A dying ship streaked the dark sky with a bright line as it fell towards the ground, burning in the thick atmosphere.
“You got that transmitter?” he asked, as if suddenly remembering something.
“Right here.”
“Good. Prime it ready. I think we'll leave a little present for the Reavers.”
With the exception of the pilots, their whole unit, or what was left of it, stood by the aft viewing port, looking at the receding landscape.
“I'm beginning to think that maybe Faust VII wasn't meant for humans,” he said solemnly.
There were some agreeing grunts before Cromley disagreed.
“Bull. Our loss here was merely because we had different priorities. The Reavers were strong on ground, but our ships sunk their entire fleet in orbit! What I'm saying is that they were prepared to fight on the planet, we above it. And still we shot dead over sixty of those beasts for every loss we suffered! And many of their masters, too!”
“She's right boss,” said Vixx, a man born in the high gravity of Pyrian. As a result of his native world, he was a head shorter than Cromley, but wide and heavily built and possibly the strongest individual in the entire Guard. “Had we come in equal numbers, those Reavers wouldn't have stood a chance! Hell, two companies could have done it! We had mere two lances and we did this well! I myself dropped forty-two of them alone.”
“You had the time to count?” Cromley jested drily.
“You're both right,” Stein held a small pause and said, “they must have found the remote already.”
“They're probably sniffing and prodding it right now,” Cromley said, “and Masters are close by. Soon one of them finds the switch and presses it.”
“What happens then?” Vixx asked, but no one had the chance to answer him.
Their little bridgehead on the planet below burned for an instant like the core of a sun, as the device Cromley had set up persuaded the little particles that occupied the matter in its heart to give away a small portion of their energy.

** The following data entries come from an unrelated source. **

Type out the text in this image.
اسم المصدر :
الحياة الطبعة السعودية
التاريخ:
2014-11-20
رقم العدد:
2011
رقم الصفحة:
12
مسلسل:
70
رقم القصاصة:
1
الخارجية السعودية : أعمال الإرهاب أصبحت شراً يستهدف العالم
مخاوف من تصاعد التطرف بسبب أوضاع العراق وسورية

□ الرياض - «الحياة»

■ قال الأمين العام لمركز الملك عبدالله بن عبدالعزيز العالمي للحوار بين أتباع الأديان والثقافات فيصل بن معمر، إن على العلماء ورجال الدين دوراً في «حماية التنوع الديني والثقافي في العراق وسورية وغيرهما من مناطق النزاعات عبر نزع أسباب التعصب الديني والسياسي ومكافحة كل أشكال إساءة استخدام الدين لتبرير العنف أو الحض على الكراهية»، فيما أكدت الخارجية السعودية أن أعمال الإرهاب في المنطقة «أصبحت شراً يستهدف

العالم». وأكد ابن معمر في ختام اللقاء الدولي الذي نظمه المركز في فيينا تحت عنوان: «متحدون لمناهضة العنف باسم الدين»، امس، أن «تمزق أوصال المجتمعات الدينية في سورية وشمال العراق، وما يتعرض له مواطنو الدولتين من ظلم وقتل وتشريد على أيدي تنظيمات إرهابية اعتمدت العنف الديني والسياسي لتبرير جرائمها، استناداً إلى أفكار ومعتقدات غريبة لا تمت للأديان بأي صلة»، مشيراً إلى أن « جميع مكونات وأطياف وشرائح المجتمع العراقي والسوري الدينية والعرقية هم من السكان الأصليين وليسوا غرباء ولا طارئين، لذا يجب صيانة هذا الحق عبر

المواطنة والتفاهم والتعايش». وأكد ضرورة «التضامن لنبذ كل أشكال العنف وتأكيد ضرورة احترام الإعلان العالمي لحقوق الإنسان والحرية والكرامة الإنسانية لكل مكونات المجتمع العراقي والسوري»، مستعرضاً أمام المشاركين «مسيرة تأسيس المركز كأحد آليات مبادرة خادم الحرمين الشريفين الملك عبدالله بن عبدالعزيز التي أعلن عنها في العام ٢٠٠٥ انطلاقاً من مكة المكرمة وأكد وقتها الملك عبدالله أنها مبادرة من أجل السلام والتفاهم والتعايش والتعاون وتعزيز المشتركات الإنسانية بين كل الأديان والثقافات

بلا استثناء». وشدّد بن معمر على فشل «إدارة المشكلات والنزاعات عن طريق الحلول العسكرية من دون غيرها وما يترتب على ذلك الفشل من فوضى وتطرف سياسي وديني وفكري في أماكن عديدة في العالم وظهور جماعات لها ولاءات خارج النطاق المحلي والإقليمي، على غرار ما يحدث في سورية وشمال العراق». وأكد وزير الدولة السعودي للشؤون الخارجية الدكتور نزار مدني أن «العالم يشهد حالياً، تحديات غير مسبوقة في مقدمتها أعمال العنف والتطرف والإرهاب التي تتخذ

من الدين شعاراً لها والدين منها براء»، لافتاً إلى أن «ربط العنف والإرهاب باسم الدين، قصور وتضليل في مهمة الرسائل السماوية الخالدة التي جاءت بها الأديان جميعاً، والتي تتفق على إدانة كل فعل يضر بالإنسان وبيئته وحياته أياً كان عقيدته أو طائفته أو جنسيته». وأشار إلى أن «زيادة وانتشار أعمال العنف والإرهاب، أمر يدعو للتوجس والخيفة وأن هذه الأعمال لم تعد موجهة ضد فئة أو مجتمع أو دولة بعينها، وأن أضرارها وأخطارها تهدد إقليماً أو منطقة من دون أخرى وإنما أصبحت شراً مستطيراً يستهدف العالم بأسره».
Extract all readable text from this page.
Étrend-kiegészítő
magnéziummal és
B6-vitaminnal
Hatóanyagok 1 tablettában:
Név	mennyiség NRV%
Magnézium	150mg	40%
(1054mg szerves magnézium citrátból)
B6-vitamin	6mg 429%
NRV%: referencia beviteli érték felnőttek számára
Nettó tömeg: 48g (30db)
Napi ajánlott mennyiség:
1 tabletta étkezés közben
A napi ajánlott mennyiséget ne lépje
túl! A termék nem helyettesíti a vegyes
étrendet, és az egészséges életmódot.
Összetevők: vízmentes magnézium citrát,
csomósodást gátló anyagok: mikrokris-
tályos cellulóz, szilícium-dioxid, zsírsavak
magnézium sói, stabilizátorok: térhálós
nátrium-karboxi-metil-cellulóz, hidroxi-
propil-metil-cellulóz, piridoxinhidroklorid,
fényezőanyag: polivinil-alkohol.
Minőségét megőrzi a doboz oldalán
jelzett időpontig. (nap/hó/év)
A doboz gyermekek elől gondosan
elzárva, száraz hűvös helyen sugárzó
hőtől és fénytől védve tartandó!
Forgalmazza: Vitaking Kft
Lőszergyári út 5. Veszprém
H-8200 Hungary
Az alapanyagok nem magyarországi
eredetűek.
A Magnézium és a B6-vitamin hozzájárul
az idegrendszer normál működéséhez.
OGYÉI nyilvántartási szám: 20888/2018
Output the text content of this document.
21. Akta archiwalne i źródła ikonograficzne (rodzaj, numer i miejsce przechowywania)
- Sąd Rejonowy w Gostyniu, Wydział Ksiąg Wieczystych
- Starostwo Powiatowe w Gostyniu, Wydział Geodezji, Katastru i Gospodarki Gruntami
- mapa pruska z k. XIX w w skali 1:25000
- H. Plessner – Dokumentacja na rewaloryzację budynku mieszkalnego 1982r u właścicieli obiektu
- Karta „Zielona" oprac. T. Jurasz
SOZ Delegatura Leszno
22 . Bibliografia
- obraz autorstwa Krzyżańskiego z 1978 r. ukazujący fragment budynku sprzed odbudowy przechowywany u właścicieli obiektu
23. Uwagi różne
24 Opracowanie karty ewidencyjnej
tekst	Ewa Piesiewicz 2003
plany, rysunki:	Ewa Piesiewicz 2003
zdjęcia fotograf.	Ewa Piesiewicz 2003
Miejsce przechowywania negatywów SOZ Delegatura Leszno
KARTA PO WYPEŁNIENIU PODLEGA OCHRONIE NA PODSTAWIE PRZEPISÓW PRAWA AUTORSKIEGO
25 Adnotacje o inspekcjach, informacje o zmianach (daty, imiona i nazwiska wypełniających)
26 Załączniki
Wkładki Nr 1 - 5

Their broken ship, Osiris G, and it's contents vaporised instantly, taking with them the hordes of Reavers and Masters that had gathered around the ship and the remote detonator they had left beside it. The hot shock wave of the blast shook their ship roughly, then had gone, and as the brightness eventually died, they saw above the vanished hill a gigantic mushroom cloud reaching through the atmosphere, an intimidating pillar of smoke rising from the funeral pyre of the fallen.